Helena Rubinstein (Miriam Margolyes) lived to the grand old age of 94 but, rather than chart her rise in fortunes, John Misto’s bio-play focuses on the final decade of her life, opening in New York in 1954 and ending with her death in 1965.
This engaging, but decidedly slight, homage follows the rivalry of Rubinstein and Elizabeth Arden (Frances Barber), who moved in the same circles but never met, and their race to invent waterproof mascara.
There’s also a subplot that involves Rubinstein’s gay Irish assistant and companion Patrick O’Higgins (Jonathan Forbes), perhaps intended to illustrate the businesswoman’s softer side.
Misto plays for laughs, but some of his jokes about Jewish stinginess (Rubinstein stores chicken legs in her safe to save on electricity) and Patrick’s sexuality are unnecessarily crass.
Jez Bond’s fast-paced production is let down by too many scene changes.
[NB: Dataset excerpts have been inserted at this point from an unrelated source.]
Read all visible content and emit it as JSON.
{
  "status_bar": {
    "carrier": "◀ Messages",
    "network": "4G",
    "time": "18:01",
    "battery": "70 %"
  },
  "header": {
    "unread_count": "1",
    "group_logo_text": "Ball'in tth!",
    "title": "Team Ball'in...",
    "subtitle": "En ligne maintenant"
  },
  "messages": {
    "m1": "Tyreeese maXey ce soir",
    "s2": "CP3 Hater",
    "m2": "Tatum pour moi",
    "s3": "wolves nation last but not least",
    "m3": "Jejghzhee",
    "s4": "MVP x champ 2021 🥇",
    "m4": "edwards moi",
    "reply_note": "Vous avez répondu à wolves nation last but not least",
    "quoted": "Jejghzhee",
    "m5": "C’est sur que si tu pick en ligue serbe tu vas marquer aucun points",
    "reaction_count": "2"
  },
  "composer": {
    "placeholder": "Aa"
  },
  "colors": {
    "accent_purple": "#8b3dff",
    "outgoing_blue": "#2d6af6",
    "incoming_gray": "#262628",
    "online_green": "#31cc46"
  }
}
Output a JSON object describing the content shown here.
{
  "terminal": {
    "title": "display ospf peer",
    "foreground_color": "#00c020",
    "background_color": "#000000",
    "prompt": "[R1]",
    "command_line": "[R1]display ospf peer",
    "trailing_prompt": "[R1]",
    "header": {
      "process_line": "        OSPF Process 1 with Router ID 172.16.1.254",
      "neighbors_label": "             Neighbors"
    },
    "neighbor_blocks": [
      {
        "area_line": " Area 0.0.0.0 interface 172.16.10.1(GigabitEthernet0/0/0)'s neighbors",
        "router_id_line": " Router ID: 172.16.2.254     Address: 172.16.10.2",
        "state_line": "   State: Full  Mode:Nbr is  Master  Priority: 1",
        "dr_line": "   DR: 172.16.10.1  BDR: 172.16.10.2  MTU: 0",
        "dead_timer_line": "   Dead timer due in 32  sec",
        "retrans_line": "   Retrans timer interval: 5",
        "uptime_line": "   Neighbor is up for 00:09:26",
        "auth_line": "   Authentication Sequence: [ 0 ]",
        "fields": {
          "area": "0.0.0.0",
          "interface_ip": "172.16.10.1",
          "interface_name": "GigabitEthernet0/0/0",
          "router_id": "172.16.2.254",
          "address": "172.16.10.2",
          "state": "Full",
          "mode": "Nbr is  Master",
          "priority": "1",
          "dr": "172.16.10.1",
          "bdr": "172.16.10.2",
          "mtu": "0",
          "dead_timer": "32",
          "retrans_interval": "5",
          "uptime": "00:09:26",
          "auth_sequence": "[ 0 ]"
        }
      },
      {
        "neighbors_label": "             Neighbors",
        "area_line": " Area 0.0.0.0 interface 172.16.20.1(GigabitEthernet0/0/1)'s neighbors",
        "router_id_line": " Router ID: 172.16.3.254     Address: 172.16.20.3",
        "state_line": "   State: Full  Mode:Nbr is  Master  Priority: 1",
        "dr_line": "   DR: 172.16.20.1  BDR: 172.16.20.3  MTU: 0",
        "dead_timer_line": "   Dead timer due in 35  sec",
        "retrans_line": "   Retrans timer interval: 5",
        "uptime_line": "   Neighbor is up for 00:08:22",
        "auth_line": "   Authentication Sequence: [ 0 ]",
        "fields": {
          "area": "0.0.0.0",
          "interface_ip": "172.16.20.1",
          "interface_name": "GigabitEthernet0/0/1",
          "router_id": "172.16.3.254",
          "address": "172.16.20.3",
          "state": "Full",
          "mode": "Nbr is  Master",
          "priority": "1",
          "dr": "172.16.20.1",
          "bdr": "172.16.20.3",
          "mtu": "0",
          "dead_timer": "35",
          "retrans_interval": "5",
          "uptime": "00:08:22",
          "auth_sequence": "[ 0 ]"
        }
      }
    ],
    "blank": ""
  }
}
Barber’s bitchy insouciance hits the mark the moment she arrives on stage, whereas Margolyes takes a while to warm into her role.
The second half is stronger, with Misto revealing some of the tragedies in Rubinstein’s life which evidently helped to shape her steely resolve.
The feminist backlash against the cosmetics industry and Arden’s Nazi affiliations are touched upon. Further exploration of these might have added some spice to this rather bland fare.
Margolyes and Barber’s reputations precede them and the run is already sold out. Fans will have to hope for a West End transfer.